May 26, 2019 | 18:30

Tags: #10nm #14nm #5ghz #coffee-lake #coffee-lake-refresh #computex-2019 #core-i9-9900k #core-i9-9900ks #cpu #eight-core #ice-lake #octa-core

Companies: #intel

Intel has released a small selection of details concerning its upcoming 10nm Ice Lake mobile CPU and a new special edition desktop processor, the Core i9-9900KS.

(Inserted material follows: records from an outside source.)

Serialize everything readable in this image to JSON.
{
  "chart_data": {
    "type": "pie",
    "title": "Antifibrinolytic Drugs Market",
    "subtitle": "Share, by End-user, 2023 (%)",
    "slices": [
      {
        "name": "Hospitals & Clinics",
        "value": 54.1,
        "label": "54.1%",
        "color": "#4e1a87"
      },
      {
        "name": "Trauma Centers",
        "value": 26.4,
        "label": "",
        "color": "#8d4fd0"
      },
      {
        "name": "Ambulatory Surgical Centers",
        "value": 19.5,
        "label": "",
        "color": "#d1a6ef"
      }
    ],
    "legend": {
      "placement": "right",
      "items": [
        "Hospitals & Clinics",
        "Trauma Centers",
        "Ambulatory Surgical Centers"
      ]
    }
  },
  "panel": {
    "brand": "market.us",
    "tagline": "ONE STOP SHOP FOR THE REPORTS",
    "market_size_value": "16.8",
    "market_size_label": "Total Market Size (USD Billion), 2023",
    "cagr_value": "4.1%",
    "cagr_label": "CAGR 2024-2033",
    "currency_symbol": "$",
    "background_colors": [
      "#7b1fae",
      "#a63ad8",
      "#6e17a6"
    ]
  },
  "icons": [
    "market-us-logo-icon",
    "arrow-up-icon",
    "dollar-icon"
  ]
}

The previously-revealed Ice Lake processor will be Intel’s first 10nm CPU produced in volume. As well as Sunny Cove CPU cores, the mobile-centric processor features new Gen11 integrated graphics, which come with support for variable rate shading. Intel has released benchmark results which show that, thanks in part to variable rate shading, Gen 11 graphics can achieve considerably greater performance in certain titles than Gen 9 graphics. Specifically, it measured a 2.08x gain in Total War: Three Kingdoms (1080p, Low preset), a 1.82x boost in Rainbow Six Siege (1080p, Medium preset), and a 1.72x improvement in Counter-Strike: Global Offensive (1080p, Medium preset).

Tests for the above comparisons were carried out on an unannounced 15W 4C/8T Ice Lake SKU with 8GB of LPDDR4X running at 3,733MHz, and on the Whiskey Lake Core i7-8565U configured with a peak TDP (PL1) of 20W and featuring Intel HD Graphics 620 running with 16GB of 2,400MHz DDR4 (fastest supported memory). The faster memory on the Ice Lake platform will definitely help it out, so this is not a like-for-like comparison, but the TDP difference does suggest an efficiency gain. Regardless, these figures should of course be taken with a pinch of salt, and we are expecting more details on the above following Intel’s Computex keynote on Tuesday.

Intel has also surprised the industry with news of a new special edition CPU that will supplant the Core i9-9900K as the flagship mainstream offering: the Core i9-9900KS. With the same 14nm Coffee Lake Refresh silicon and featuring the same eight cores and 16 threads as the CPU it’s based on, the Core i9-9900KS differentiates itself by being able to run all eight cores at a sustained Turbo Boost speed of 5GHz (the same as the peak single-core boost speed of the original). So far, it appears to just be a better-binned version of the Core i9-9900K, but details including TDP, pricing, and launch date are yet to be confirmed. Again, we’re hoping more details arrive on Tuesday.